AUX MOTIFS QU'il ressort des pièces du dossier que Mme G... a bénéficié de plusieurs jours de formation en 2004 et 2005 ; que, si courant 2009, la Sarl J... n'a pas donné son accord sur une demande de formation de la salariée, aucun élément ne permet de considérer que ce refus a été abusif, alors surtout qu'il résulte d'un courrier de l'entreprise en date du 15 novembre 2009 que celle-ci ne disposait d'aucun document concret sur le projet en cause et que son avis défavorable était notamment motivé sur l'absence de lien entre le thème choisi (apprentissage de la langue anglaise) et les fonctions de la salariée et sur la désorganisation de l'agence engendrée par les absences répétées ; qu'enfin, courant 2010, la Sarl J... a accepté que Mme G... s'absente 5 jours en septembre et 8 jours en octobre pour formation ; que l'opposition qu'aurait manifesté la Sarl J... au droit à formation de Mme G... n'est donc pas constituée.

1° ALORS QUE le droit à formation du salarié est garanti ; que les actions de formation ayant notamment pour objet de favoriser la mobilité professionnelle, elles peuvent être sans lien avec le poste occupé par le salarié ; qu'en retenant qu'aucun élément ne permettait de considérer que le refus opposé à la demande de formation formulée par la salariée courant 2009 avait été abusif, quand elle relevait que l'avis défavorable de l'employeur était motivé par l'absence de lien entre le thème de la formation choisie (apprentissage de la langue anglaise) et les fonctions de la salariée dans l'entreprise et la désorganisation de l'entreprise engendrée par les absences répétées, motifs impropres à justifier un refus de formation, la cour d'appel a violé les articles L. 6312-1, L. 6313-1 et L. 6313-3 du code du travail.

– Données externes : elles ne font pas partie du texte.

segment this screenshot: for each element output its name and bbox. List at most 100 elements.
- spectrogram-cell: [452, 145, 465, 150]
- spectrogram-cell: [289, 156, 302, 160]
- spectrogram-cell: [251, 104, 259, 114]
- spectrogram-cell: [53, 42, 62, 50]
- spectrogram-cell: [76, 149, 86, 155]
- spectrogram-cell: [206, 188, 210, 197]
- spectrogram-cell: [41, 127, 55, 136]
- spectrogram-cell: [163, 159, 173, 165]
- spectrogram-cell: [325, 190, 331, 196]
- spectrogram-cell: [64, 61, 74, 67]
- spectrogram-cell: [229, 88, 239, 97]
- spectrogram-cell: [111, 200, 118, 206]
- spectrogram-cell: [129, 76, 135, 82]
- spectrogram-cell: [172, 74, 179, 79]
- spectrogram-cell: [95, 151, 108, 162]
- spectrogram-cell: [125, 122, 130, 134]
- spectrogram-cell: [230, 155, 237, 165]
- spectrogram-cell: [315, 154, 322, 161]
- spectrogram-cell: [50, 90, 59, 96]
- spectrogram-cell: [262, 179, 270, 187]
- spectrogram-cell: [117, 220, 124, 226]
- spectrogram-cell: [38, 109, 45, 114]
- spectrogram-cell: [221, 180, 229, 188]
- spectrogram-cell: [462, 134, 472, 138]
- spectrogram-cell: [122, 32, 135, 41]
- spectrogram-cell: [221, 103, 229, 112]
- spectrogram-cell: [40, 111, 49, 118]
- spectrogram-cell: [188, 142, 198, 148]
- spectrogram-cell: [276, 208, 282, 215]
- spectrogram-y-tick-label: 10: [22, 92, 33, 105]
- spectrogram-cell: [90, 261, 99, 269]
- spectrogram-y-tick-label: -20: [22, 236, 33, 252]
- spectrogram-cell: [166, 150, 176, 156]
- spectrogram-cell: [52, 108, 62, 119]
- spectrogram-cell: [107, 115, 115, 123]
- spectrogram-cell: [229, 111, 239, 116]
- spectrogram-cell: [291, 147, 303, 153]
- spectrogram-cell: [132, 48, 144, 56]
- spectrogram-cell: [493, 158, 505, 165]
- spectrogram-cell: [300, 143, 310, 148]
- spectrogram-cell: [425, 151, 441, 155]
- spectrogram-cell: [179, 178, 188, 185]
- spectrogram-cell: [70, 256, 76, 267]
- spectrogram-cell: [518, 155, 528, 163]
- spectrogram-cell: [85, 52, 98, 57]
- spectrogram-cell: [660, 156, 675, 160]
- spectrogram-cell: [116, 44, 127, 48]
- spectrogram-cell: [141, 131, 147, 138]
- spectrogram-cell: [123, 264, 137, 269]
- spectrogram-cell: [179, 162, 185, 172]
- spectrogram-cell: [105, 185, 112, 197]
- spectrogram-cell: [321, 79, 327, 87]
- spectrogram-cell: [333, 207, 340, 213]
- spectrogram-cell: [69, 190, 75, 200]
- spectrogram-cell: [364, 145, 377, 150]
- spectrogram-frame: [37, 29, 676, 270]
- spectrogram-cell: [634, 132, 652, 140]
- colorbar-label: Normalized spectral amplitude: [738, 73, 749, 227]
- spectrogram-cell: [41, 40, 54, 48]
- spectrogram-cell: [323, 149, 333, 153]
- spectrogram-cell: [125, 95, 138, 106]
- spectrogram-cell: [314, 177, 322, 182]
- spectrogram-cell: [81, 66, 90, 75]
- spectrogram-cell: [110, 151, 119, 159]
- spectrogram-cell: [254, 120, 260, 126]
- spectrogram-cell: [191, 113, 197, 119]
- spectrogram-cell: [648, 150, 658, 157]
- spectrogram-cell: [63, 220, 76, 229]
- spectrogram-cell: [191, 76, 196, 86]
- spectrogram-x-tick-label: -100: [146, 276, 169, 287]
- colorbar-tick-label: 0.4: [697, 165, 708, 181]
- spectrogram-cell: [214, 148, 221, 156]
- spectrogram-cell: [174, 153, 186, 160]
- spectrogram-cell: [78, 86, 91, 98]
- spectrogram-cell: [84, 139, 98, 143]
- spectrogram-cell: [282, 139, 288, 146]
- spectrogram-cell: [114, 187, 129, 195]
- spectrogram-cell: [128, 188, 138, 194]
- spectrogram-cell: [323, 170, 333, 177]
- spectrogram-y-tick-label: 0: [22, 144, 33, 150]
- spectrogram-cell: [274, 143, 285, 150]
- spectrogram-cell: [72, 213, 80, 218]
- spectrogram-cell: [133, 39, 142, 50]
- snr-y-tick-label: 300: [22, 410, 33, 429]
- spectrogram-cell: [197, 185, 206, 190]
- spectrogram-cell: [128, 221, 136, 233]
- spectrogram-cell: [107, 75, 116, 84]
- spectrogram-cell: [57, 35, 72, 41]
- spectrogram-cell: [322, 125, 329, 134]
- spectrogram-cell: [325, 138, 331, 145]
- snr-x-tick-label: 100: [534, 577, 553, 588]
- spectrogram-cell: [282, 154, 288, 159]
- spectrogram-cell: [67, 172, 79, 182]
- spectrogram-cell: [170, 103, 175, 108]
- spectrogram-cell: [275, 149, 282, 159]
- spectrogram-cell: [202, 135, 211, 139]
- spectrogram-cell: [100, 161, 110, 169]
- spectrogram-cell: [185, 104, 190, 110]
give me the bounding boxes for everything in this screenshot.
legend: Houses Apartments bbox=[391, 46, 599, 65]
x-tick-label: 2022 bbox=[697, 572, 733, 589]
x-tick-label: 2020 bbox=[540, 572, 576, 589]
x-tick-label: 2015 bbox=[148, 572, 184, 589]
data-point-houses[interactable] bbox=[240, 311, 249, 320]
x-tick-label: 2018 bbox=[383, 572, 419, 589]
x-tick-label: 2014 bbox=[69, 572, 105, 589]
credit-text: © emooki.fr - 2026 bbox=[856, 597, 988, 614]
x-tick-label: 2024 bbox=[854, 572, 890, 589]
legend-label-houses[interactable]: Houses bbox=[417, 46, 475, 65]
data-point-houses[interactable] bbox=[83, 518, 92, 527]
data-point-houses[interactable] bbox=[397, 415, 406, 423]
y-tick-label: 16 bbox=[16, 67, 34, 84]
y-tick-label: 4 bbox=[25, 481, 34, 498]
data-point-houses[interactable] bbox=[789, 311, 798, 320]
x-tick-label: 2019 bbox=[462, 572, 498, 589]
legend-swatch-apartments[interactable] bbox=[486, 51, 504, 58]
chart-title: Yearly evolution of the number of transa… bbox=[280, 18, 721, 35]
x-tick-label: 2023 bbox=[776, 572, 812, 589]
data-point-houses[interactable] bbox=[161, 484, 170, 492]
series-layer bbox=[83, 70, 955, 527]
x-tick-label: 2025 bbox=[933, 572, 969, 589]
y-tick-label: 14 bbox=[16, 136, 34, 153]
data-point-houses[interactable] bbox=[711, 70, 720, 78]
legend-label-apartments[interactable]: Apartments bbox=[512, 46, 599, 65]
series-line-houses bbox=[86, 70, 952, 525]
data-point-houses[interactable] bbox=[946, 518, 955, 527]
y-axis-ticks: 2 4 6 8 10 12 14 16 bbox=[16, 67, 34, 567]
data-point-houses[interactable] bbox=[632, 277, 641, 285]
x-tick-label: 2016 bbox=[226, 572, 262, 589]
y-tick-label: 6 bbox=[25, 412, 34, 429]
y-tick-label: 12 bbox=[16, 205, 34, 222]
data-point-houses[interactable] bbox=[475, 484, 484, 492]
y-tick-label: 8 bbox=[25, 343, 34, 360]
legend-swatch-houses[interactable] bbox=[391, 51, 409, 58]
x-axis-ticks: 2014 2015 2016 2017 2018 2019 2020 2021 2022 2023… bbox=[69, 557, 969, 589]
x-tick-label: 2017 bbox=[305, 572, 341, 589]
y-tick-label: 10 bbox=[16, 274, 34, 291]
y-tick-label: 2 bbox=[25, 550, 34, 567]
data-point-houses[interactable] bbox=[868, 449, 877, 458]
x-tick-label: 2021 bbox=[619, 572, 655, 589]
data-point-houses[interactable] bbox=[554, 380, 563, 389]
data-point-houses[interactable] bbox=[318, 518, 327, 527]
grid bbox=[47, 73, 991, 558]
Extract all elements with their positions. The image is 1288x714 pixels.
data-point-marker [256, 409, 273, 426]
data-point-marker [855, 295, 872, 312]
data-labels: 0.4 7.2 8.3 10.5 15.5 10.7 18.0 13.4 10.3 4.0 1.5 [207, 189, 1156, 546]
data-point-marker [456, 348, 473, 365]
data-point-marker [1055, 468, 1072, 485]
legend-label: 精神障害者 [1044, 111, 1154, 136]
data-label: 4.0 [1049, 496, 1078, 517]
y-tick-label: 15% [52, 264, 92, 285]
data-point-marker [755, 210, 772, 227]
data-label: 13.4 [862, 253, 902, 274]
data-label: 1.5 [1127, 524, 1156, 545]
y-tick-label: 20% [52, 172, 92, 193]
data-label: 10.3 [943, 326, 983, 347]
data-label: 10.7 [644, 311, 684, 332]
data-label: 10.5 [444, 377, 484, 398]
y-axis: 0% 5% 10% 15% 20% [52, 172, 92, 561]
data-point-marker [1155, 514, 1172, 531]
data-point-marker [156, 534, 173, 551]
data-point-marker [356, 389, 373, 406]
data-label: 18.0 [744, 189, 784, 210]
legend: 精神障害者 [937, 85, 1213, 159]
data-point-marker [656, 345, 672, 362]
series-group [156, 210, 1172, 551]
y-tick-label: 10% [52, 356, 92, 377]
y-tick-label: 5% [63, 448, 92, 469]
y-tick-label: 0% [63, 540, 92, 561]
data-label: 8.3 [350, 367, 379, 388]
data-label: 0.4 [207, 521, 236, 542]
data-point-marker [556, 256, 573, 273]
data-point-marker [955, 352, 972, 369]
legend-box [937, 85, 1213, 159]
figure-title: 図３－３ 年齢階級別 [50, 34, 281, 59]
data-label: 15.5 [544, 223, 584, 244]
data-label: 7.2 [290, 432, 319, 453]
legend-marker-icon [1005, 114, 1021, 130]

2° ALORS QUE la salariée faisait valoir (v. ses concl. pp. 7 et 8) que la convention collective de l'architecture du 27 février 2003 garantissait l'accès des salariés aux formations de leur choix, y compris celles pouvant déboucher sur des promotions ; qu'en écartant le caractère abusif du refus de formation opposé à la salariée courant 2009 au prétexte que l'employeur l'avait motivé par l'absence de lien entre la formation choisie et le poste occupé par la salariée sans répondre à ces conclusions, la cour d'appel n'a pas satisfait aux exigences de l'article 455 du code de procédure civile.


SECOND MOYEN DE CASSATION

Il est fait grief à l'arrêt confirmatif attaqué d'AVOIR débouté la salariée de sa demande de dommages et intérêts au titre de l'atteinte à sa vie privée.

AUX MOTIFS propres QUE la production du message Facebook privé litigieux, si elle n'était pas indispensable à l'exercice du droit à la preuve, n'a causé aucun préjudice à Mme G....

AUX MOTIFS partiellement adoptés QUE le fait qu'un élément soit produit à la juridiction ne cause ni une faute ni un dommage au titre de la vie privée.

ALORS QUE la seule constatation de l'atteinte à la vie privée ouvre droit à réparation ; qu'en retenant que la production du message Facebook n'avait causé aucun préjudice à la salariée tout en constatant le caractère privé de ce message, ce dont il se déduit que sa production avait portée atteinte à la vie privée de la salariée, la cour d'appel a violé l'article 9 du code civil, ensemble l'article 1382 ancien du même code.